How would you like to live in a country where every citizen has to carry identification papers, where all the newspapers are censored, as are all letters abroad, where general elections have been abolished; where there is a one-party state, where bombs are regularly blowing up houses, factories and the railways, and where the government has bankrupted the country because of its 'disastrous' foreign policy?
In this country the social system is at least as authoritarian as the political system. It is shocking for an unmarried couple to sleep together - no hotel would admit them - and a disgrace to have a baby out of wedlock. A homosexual act incurs a jail sentence. Violent young criminals are birched, older ones flogged and murderers hanged.
What country am I talking about? Zimbabwe? North Korea? Burma? No, this was the Britain I was born into in 1943.
Hardly surprising, then, that I should welcome in 1964, the first year that I was allowed to vote, the election of a Labor government. After years of elderly men in frock coats and walrus moustaches pontificating publicly about matters that did not concern us, while privately they were entertaining prostitutes and conducting financial deals based on inside knowledge; we were offered a choice between a creature who looked like a skeleton called the 14th Earl of Home (who incidentally had been Chamberlain's handmaiden at Munich) and a resurgent Labor party that offered us the 'white heat of technological revolution'.
Anthony Jay, one of the co-authors of the marvelous comedy program "Yes Minister" admits to being one of those who fell for the Labor advertising copy in today's Sunday Times. "We were not just anti-Macmillan," he says, "we were anti-industry, anti-capitalism, anti-advertising, anti-selling, anti-profit, anti-patriotism, anti-monarchy, anti-empire, anti-police, anti-armed forces, anti-bomb, anti-authority. Almost anything that made the world a freer, safer and more prosperous place – you name it, we were anti it." We were wrong.
Anthony Jay left the BBC in 1964. He has changed, but the BBC has remained the same.
Think 'Tesco' and the knee-jerk response is not 'providing the range of goods, the competitive prices, the food quality, the speed of service and the ease of parking that attract millions of shoppers' but 'exploiting African farmers and driving out small shopkeepers'. The police, the armed services, the courts, political parties, multi-national corporations, the church, senior doctors, anyone who owns anything, and farmers (unless they are victims of Tesco); these are the villains of the media liberals.

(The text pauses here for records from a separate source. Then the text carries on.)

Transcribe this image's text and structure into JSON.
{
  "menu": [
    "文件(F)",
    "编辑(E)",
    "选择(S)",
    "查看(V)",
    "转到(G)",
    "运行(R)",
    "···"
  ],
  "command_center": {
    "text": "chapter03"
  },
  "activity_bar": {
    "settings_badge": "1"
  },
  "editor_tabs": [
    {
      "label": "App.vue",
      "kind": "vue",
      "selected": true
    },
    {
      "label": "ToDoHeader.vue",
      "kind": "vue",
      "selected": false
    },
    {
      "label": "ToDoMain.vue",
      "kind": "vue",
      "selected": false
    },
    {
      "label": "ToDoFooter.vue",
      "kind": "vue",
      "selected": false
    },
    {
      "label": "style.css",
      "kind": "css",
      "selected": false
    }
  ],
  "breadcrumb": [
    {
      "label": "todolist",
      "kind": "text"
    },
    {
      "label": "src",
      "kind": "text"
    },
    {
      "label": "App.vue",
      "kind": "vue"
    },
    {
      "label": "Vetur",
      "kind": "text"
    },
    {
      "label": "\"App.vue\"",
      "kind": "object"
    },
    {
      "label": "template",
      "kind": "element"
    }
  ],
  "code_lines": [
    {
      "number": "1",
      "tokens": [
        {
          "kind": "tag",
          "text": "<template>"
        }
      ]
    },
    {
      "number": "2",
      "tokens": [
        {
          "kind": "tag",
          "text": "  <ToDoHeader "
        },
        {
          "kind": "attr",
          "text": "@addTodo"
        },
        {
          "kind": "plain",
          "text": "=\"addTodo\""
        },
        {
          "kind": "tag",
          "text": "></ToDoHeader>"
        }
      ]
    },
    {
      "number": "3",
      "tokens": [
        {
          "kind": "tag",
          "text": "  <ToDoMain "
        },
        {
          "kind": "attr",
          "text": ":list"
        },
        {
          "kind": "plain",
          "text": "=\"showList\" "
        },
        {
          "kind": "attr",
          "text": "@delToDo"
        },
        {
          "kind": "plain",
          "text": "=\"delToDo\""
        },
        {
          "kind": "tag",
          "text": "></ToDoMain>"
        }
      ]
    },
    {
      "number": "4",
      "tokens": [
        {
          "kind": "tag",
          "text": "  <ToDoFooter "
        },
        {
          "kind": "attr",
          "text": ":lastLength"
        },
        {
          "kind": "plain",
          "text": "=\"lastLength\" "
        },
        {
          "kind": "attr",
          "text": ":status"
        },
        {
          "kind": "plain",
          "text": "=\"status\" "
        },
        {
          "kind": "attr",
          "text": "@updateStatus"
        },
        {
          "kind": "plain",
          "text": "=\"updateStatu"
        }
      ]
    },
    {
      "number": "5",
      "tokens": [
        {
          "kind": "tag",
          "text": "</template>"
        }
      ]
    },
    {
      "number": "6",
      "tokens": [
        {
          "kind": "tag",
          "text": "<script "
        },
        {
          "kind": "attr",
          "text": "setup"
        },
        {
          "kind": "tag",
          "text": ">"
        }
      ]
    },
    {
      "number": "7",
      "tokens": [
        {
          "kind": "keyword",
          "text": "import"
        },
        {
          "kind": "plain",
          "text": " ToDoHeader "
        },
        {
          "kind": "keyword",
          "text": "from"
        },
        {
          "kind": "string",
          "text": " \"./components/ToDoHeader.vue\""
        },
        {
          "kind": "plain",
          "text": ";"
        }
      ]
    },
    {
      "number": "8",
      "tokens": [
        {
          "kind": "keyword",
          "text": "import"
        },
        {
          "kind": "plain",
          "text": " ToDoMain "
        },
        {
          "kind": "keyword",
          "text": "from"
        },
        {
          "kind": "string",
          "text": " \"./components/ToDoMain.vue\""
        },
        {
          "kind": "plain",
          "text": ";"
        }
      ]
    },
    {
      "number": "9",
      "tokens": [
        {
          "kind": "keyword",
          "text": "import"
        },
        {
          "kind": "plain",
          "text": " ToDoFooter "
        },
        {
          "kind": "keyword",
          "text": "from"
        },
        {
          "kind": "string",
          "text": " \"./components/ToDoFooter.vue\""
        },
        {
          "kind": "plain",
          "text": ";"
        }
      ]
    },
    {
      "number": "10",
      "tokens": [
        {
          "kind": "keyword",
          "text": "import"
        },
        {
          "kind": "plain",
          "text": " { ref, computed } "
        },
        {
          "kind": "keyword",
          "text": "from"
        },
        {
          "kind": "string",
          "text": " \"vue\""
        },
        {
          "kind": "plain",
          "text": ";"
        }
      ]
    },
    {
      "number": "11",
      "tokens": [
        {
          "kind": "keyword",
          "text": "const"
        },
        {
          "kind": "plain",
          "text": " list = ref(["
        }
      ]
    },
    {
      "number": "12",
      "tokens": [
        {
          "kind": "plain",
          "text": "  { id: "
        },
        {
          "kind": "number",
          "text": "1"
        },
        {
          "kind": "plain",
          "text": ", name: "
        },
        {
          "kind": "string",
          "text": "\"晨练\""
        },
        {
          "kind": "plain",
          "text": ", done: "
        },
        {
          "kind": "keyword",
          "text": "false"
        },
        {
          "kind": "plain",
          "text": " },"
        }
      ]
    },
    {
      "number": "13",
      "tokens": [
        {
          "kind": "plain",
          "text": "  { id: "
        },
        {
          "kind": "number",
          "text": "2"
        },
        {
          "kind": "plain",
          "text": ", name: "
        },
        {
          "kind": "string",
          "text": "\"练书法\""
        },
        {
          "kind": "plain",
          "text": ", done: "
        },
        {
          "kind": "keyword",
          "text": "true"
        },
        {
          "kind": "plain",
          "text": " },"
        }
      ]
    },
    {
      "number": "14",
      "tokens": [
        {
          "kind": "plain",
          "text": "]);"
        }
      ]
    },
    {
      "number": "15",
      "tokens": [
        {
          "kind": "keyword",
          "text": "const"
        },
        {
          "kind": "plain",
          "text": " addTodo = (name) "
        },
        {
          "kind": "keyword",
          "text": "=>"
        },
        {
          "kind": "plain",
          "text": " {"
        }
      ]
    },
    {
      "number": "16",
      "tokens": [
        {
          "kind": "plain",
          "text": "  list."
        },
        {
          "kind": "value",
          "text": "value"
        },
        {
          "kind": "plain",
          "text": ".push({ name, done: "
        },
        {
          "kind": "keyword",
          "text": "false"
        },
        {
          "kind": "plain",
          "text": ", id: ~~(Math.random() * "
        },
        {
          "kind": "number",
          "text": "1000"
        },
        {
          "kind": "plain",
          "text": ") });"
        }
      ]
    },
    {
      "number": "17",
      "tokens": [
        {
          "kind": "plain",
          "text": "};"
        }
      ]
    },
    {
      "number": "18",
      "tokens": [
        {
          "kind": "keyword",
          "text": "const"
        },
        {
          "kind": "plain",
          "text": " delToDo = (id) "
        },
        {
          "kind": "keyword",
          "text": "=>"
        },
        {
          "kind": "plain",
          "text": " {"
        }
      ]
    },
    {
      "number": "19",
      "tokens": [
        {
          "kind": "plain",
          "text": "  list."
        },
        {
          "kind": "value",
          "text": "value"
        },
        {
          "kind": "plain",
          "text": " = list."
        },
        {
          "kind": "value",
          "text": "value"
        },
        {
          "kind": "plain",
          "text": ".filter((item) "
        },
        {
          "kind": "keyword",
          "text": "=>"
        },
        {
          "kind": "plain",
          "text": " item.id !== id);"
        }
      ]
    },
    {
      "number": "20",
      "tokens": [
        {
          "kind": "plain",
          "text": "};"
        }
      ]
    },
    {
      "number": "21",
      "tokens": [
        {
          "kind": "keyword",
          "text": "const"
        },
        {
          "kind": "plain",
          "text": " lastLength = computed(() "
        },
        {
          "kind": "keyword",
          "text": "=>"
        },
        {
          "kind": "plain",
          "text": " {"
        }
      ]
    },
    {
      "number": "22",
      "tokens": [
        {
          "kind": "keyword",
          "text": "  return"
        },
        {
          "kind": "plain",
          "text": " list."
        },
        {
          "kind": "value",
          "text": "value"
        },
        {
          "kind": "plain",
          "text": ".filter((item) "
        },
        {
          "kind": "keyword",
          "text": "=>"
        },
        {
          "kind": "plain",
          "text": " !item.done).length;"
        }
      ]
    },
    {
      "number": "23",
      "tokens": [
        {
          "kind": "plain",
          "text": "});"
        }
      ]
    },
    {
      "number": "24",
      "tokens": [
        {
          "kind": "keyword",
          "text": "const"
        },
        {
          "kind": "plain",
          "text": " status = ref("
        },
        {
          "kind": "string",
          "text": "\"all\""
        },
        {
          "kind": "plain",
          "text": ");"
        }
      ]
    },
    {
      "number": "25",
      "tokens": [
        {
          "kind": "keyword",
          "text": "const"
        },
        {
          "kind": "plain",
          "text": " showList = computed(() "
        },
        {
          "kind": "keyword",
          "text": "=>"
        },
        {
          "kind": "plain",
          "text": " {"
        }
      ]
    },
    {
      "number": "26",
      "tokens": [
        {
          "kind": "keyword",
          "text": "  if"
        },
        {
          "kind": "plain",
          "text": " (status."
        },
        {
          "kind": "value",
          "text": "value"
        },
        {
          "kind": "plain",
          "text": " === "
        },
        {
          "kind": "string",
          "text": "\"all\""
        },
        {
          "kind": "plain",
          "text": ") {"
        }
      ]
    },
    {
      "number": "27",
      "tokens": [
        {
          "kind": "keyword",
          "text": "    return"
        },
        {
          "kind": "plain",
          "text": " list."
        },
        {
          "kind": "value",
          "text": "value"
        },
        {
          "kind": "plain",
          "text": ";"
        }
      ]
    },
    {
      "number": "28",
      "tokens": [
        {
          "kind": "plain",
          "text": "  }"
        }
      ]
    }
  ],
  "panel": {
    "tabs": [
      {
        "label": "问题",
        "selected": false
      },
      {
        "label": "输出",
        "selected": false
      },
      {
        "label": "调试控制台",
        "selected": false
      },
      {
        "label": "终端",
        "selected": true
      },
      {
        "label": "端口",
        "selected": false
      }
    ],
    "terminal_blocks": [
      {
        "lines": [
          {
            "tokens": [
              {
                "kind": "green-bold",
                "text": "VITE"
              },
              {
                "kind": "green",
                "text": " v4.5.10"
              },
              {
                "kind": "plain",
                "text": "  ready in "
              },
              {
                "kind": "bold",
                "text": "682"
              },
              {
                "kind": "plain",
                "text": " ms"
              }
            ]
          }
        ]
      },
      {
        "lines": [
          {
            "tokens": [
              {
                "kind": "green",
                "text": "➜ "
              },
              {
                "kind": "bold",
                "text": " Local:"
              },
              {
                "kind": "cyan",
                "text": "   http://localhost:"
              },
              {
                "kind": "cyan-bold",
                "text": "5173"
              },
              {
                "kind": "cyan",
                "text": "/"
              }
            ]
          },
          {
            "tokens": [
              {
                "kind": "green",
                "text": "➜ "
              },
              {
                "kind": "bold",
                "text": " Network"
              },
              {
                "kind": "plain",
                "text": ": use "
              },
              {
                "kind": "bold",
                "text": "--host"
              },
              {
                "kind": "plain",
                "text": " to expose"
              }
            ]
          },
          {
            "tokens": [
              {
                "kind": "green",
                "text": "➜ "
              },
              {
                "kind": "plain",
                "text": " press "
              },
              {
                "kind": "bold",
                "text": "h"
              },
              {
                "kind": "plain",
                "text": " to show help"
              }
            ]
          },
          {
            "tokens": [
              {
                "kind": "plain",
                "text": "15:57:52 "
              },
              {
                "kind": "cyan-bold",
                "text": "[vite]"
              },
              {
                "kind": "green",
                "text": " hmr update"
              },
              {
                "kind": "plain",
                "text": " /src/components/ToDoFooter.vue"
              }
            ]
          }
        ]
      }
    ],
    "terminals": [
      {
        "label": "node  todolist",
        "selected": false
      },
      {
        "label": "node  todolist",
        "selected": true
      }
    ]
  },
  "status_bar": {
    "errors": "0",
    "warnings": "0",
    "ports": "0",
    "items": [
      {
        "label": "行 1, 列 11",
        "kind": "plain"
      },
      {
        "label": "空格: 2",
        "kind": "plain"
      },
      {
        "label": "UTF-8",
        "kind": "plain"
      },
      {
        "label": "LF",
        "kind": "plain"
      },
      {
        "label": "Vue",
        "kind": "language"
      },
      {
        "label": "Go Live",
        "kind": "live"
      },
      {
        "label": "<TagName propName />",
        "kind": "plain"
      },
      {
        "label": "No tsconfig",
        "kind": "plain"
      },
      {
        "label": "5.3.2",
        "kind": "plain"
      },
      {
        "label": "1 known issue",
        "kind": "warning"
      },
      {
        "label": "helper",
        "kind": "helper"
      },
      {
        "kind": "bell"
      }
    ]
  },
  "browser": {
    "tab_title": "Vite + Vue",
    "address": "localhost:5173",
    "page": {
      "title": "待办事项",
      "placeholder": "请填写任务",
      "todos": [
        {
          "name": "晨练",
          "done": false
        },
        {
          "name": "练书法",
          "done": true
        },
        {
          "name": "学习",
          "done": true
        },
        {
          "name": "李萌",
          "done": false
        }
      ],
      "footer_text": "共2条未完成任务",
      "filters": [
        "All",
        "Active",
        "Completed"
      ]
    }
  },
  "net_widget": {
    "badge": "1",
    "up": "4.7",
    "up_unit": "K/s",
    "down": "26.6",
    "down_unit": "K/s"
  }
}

As more and more cases of media dissembling are uncovered (and the latest concern British adventurer Bear Grylls whose Discovery Channel 'Born Survivor' series featured dealing with "perilous situations" in the wild - now these 'perilous situations' are reported to have been faked for the cameras), as more examples of media dishonesty are uncovered, it is becoming apparent that there is no need to pay attention to what these people tell us.
The BBC pretends to be balanced, but as Anthony Jay tells us, "we achieved political balance by pitting the most plausible critics of government against its most bigoted supporters." The same tricks are used today. Everything is editorialized, and every editor is part of the same cohort, described by Jay as "they are that minority often characterized (or caricatured) by sandals and macrobiotic diets, but in a less extreme form are found in The Guardian, Channel 4, the Church of England, academia, showbusiness and BBC news and current affairs. They constitute our metropolitan liberal media consensus, although the word 'liberal' would have Adam Smith rotating in his grave. Let’s call it 'media liberalism'".
Clearly these people have their place - Zimbabwe, North Korea and Burma.
2 comments:
I first visited the UK in 1976. I remember reading the newspapers, and they were filled with news on how poorly the English manufacturers were doing, and how horrible the balance-of-trade was, and how bankrupt the British government was. Perhaps I was reading a conservative paper, because they were placing a lot of blame on the trade unionists.
It all sounds so much like America in 2007. China, Japan and India are ascendant. I wonder how much is due to the 'corrupt' influence of the Western powers in the 19th and 20th centuries.
Sometimes, Dr Hamblin, you yourself go over the top.